The park-like University of California campus and the nearby south of campus area are notable for their great concentrations of significant buildings and landscape features. Free Speech protests and anti-Vietnam War demonstrations in the 1960s and ‘70s brought international attention to UC’s Sproul Plaza and the adjacent Telegraph Avenue student commercial hub. Moe’s Books, the Berkeley Free Clinic, the “Med” Café, together with “head” shops and street vendors link the past and present. These, together with memories of hangouts like the Cinema Guild movie theaters, People’s Park, Cody’s books, Leopold’s Records, and Larry Blake’s help define the area’s unique identity.
Between 1864 and 1909, three separate patterns of land subdivision and development were laid out for the sparsely populated area south of the initial 178-acre site of the College of California campus. Still distinguishable are the rectangular grid along Telegraph Avenue, intended for mixed commercial uses, large residential neighborhood parcels to the south and east, and irregular residential parcels on the narrow winding streets of the rural hillside area. The curvilinear landscaped boulevard along Piedmont Avenue, Frederick Law Olmsted’s first fully developed residential scheme based upon ideas from English garden suburbs, became a model for elegant American suburban plans for many decades.

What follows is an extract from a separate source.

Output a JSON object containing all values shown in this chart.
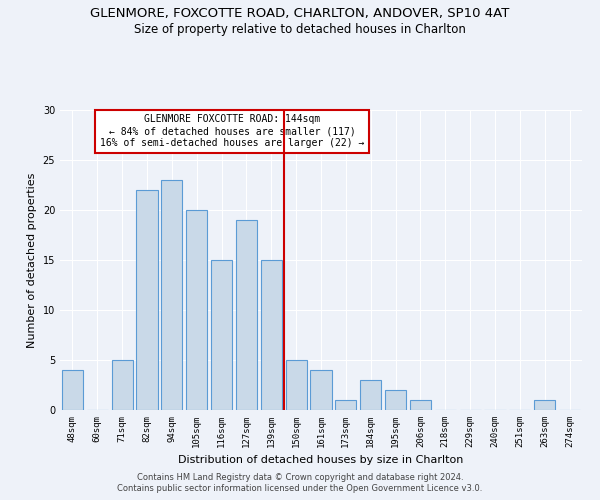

More than thirty architecturally significant and landmarked buildings are located within the University of California, Berkeley campus. The area south of the campus extending to Blake Street contains over sixty designated landmarks, many designed by notable architects. Combined, these sectors of Berkeley encompass a great concentration and diversity of significant architectural structures and landscape features in the city.